Ukraine’s President Volodymyr Zelenskyy also raised his hand. “This has nothing to do with us.” “Everyone knows who does,” he said.

The flight manifest included Dmitry Utkin, who was long thought to be the founder of Wagner, according to the civil aviation authority. Utkin’s call sign was Wagner, which became the name of the company. According to the Dossier Center and Bellingcat investigations, he was a retired special forces officer and a member of Russia’s GRU military intelligence service, and he was in charge of Wagner command and combat training.

Other high-ranking associates named on the manifest included Valery Chekalov, Wagner’s logistics mastermind in charge of managing mercenaries and securing weapons, and Yevgeny Makaryan, who was injured while fighting alongside Wagner in Syria.

The crash occurred the same week that Russian media reported that Gen. Sergei Surovikin, a former top commander in Ukraine who was allegedly linked to Prigozhin, had been fired as commander of Russia’s air force.

Prigozhin had long been outspoken and critical of how Russian generals were conducting the war in Ukraine, where his mercenaries were among the most ferocious Kremlin fighters. For a long time, Putin seemed content to allow such infighting — and Prigozhin appeared to have unusual freedom to express himself.
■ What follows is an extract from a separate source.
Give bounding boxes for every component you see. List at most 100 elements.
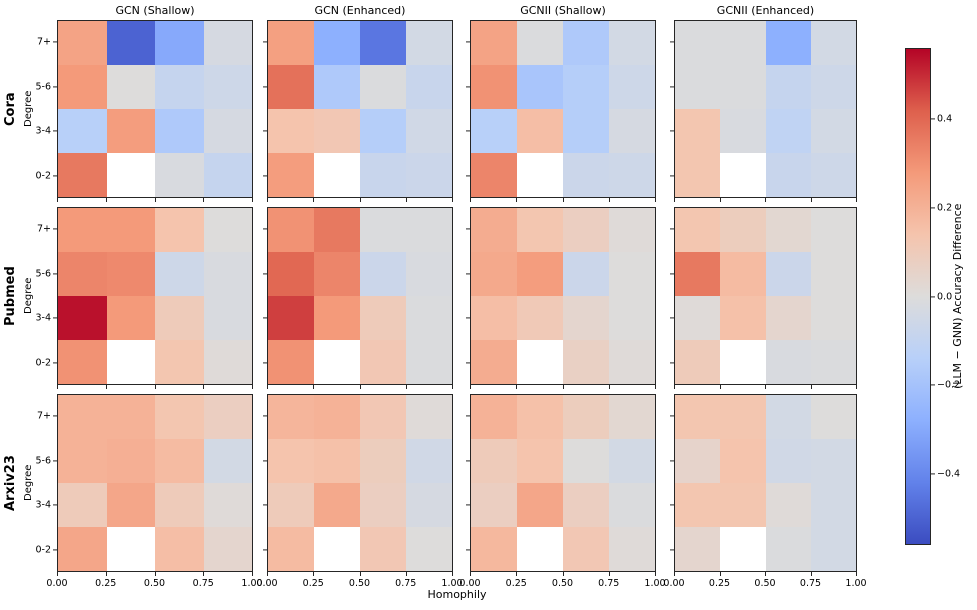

However, Prigozhin’s brief rebellion upped the ante. His mercenaries stormed the southern Russian city of Rostov-on-Don, capturing the military headquarters without firing a single shot. They then drove to within 200 kilometers (125 miles) of Moscow and shot down several military planes, killing over a dozen Russian pilots.

Putin initially called the uprising, the most serious challenge to his 23-year rule, “treason” and a “stab in the back.” He vowed to punish those responsible, and the world awaited his next move, especially since Prigozhin had publicly questioned Russian President Vladimir Putin’s justifications for the war in Ukraine, which was seen as a red line.

Instead, Putin struck a deal that ended the mutiny in exchange for amnesty for Prigozhin and his mercenaries and permission to relocate to Belarus.

Many people believe that the punishment has finally arrived.

“The plane’s downing was certainly no mere coincidence,” said Janis Sarts, director of NATO’s Strategic Communications Centre of Excellence, to Latvian television.

Even if confirmed, Prigozhin’s death will have little impact on Russia’s war in Ukraine. His forces fought some of the bloodiest battles in the last 18 months, but retreated from the front lines after taking Bakhmut in late May. Following the rebellion, Russian officials stated that his fighters could only return to Ukraine as part of the regular army.

According to the Institute for the Study of War, the move against Prigozhin and his top associates was likely “the final step to eliminate Wagner as an independent organization.”

According to Abbas Gallyamov, a former speechwriter for President Putin turned political consultant, Putin had to intervene because Prigozhin “shoved Putin’s face into the dirt in front of the whole world” by carrying out the mutiny and remaining free.

Failure to punish Prigozhin would have provided a “open invitation for all potential rebels and troublemakers,” according to Gallyamov, so Putin had to act.

The Associated Press reviewed flight tracking data and discovered that a private jet previously used by Prigozhin took off from Moscow on Wednesday evening, and its transponder signal vanished minutes later.

Grey Zone, a pro-Wagner Telegram channel, shared videos of a plane falling like a stone from a large cloud of smoke, twisting wildly as it fell, with one of its wings apparently missing. A free fall like that is usually caused by severe damage to an aircraft, and a frame-by-frame AP analysis of two videos was consistent with some sort of mid-flight explosion.